Sie haben eine neue Festplatte und trotzdem dauert das Kopieren Ihrer Daten unendlich lange? Wenn Sie einen Film ins DVD-Laufwerk legen, ruckelt das Bild beim Abspielen? Wie kann das sein?
Ganz einfach: Viele – vor allem ältere – Festplatten und Laufwerke schöpfen ihr Potential nicht aus, Betriebssystem und BIOS nutzen nicht alle verfügbaren Features der Massenspeicher. Dabei steigt der Datendurchsatz beim Aktivieren oder Optimieren von DMA – einer wesentlichen Funktion – zum Teil enorm, das gilt für Festplatten, aber auch für CD-ROM- und DVD-Laufwerke. DMA steht für Direct Memory Access: Die Technik befördert Daten von einem Laufwerk oder einer Festplatte über einen DMA-Kanal direkt in den Hauptspeicher. Die Übertragung der Daten steuern so genannte DMA-Controller, die auf dem Mainboard sitzen – zusätzlich müssen das BIOS und die Laufwerke DMA unterstützen. DMA erhöht den Datendurchsatz, es fließen also mehr Daten in derselben Zeit. Die Technik entlastet zudem die CPU, weshalb Filme flüssiger laufen, das Kopieren von Daten schneller wird und weniger Probleme beim Schreiben auf DVDs auftreten.
Gefahren lauern
Aktuelle Linux-Distributionen erkennen und aktivieren DMA gewöhnlich während der Installation.
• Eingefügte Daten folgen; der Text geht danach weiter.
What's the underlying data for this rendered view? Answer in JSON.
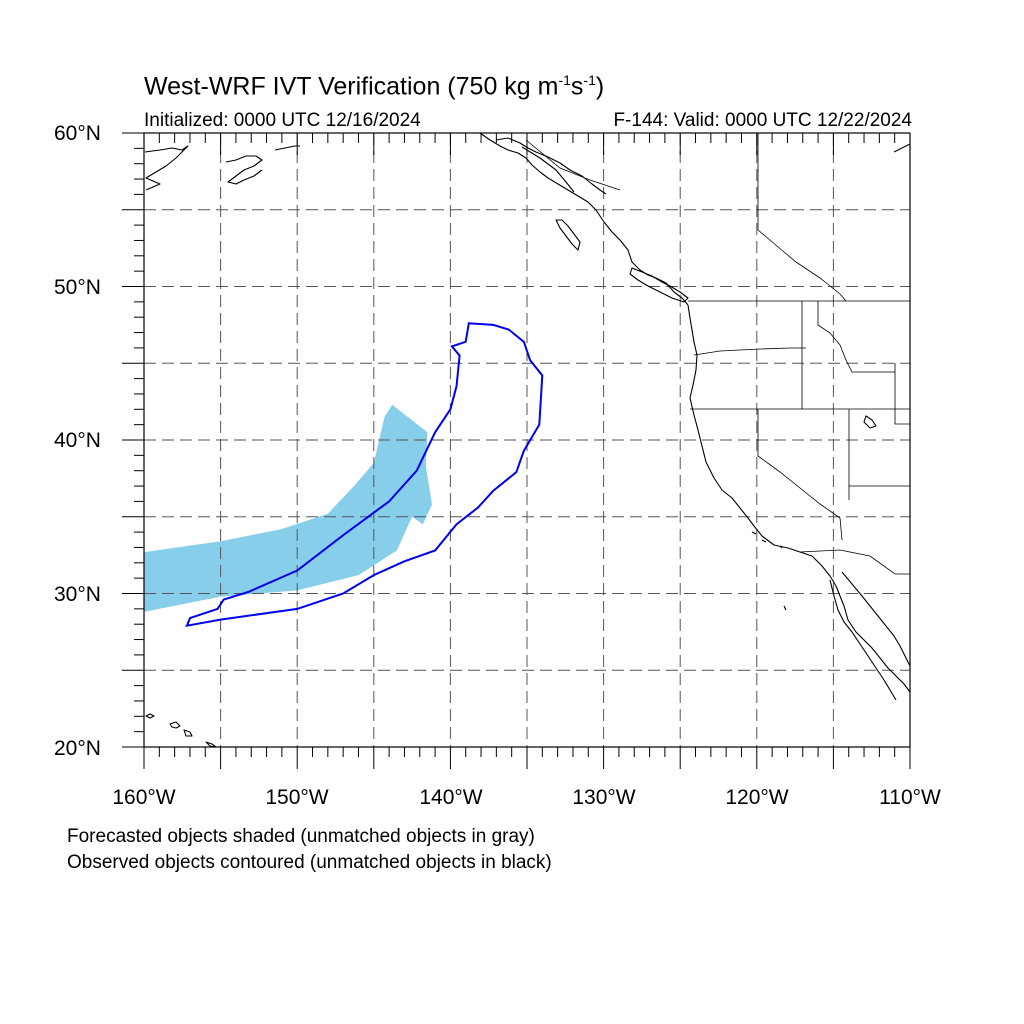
{
  "header": {
    "title_text": "West-WRF IVT Verification (750 kg m",
    "title_sup1": "-1",
    "title_s": "s",
    "title_sup2": "-1",
    "title_close": ")",
    "initialized": "Initialized: 0000 UTC 12/16/2024",
    "valid": "F-144: Valid: 0000 UTC 12/22/2024"
  },
  "axes": {
    "lat_labels": [
      "60°N",
      "50°N",
      "40°N",
      "30°N",
      "20°N"
    ],
    "lon_labels": [
      "160°W",
      "150°W",
      "140°W",
      "130°W",
      "120°W",
      "110°W"
    ],
    "lat_range": [
      20,
      60
    ],
    "lon_range": [
      -160,
      -110
    ],
    "grid": "dashed every 5 degrees"
  },
  "legend": {
    "note1": "Forecasted objects shaded (unmatched objects in gray)",
    "note2": "Observed objects contoured (unmatched objects in black)"
  },
  "colors": {
    "forecast_fill": "#87ceeb",
    "observed_contour": "#0000ee",
    "coastline": "#000000",
    "grid": "#555555"
  },
  "map_data": {
    "forecast_object": [
      [
        -160,
        32.7
      ],
      [
        -155,
        33.4
      ],
      [
        -151,
        34.2
      ],
      [
        -148,
        35.2
      ],
      [
        -146.3,
        37
      ],
      [
        -145,
        38.5
      ],
      [
        -144.3,
        41.5
      ],
      [
        -143.8,
        42.3
      ],
      [
        -141.5,
        40.5
      ],
      [
        -141.6,
        38.3
      ],
      [
        -141.2,
        35.8
      ],
      [
        -141.8,
        34.5
      ],
      [
        -142.5,
        35
      ],
      [
        -143.5,
        32.8
      ],
      [
        -146,
        31.2
      ],
      [
        -150,
        30.2
      ],
      [
        -155,
        29.8
      ],
      [
        -160,
        28.8
      ]
    ],
    "observed_object": [
      [
        -157.2,
        27.9
      ],
      [
        -155,
        28.3
      ],
      [
        -150,
        29
      ],
      [
        -147,
        30
      ],
      [
        -145,
        31.2
      ],
      [
        -143,
        32.1
      ],
      [
        -141,
        32.8
      ],
      [
        -139.6,
        34.5
      ],
      [
        -138.2,
        35.6
      ],
      [
        -137.2,
        36.7
      ],
      [
        -135.7,
        37.9
      ],
      [
        -135.2,
        39.3
      ],
      [
        -134.2,
        41
      ],
      [
        -134,
        44.2
      ],
      [
        -134.8,
        45.2
      ],
      [
        -135.2,
        46.4
      ],
      [
        -136.2,
        47.2
      ],
      [
        -137.2,
        47.5
      ],
      [
        -138.8,
        47.6
      ],
      [
        -139,
        46.4
      ],
      [
        -139.9,
        46.1
      ],
      [
        -139.4,
        45.5
      ],
      [
        -139.6,
        43.5
      ],
      [
        -140,
        42
      ],
      [
        -141,
        40.5
      ],
      [
        -142.2,
        38
      ],
      [
        -144,
        36
      ],
      [
        -147,
        33.8
      ],
      [
        -150,
        31.5
      ],
      [
        -153.2,
        30.1
      ],
      [
        -154.8,
        29.6
      ],
      [
        -155.2,
        29
      ],
      [
        -157,
        28.4
      ]
    ]
  }
}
Die Suse Linux Versionen 9.3 und 10.0 reizen die Möglichkeiten der Massenspeicher voll aus, während andere Distributionen eher auf konservative Werte setzen. Auch das ist nicht ungerechtfertigt, denn die Features rufen manchmal Komplikationen hervor. So führt die Aktivierung von DMA unter Umständen dazu, dass der Computer regelmäßig abstürzt, Laufwerke nicht erkennt oder das System im laufenden Betrieb oder während der Installation einfriert. Schuld an diesem willkürlich wirkenden Krankheitsbild sind beispielsweise die Flachbandkabel, die Laufwerke, Festplatten und Mainboard miteinander verbinden. Idealerweise sind sie 45 cm lang und nicht verdreht, auf die Praxis trifft das selten zu. Neuere Hardware geht zwar robuster mit solchen Problemen um, dennoch wimmelt es in den aktuellen Hilfeseiten zu Hdparm (man hdparm) vor Warnhinweisen wie "Dangerous" oder "Massive filesystem corruption". Eine Datensicherung vor dem Experimentieren empfiehlt sich insbesondere beim Einsatz älterer Kernel oder Hardware; alternativ binden Sie die Festplatte im Nur-Lesen-Modus ein.
Einen Gang zulegen
Das Programm Hdparm [1], das Sie einfach über den Paketmanager Ihrer Distribution einspielen, steuern Sie mit Root-Rechten über die Kommandozeile. Es gibt Auskunft über den Status spezifischer Funktionen Ihrer Massenspeicher und schaltet diese auf Wunsch an oder aus. Wie die Laufwerke und Festplatten heißen, erfahren Sie, indem Sie mit Root-Rechten mount aufrufen. Der Befehl listet die eingebundenen Geräte und die zugehörigen Gerätedateien auf: Im Beispiel kam eine auf /dev/hdc eingebundene "Samsung-SP1203N"-Festplatte zum Einsatz.
Um ihr Potential zu nutzen, holen Sie sich zunächst einmal Informationen darüber, welche Features bereits arbeiten. Geben Sie dazu einfach hdparm /dev/hdc ein, folgt eine Ausgabe wie in Abbildung 1. Steht ein 0 (off) neben einem Feature, ist es nicht aktiv. Nach und nach schalten Sie nun die Funktionen für die Festplatte ein. Im Test wirkte sich allerdings nur die Aktivierung von DMA merklich auf die Geschwindigkeit der Datenübertragung aus. Das Einschalten der anderen Features brachte keinen messbaren Effekt, das kann aber bei älteren Festplatten und Laufwerken sowie bei bestimmten Distributionen durchaus anders sein: Probieren Sie es am besten aus.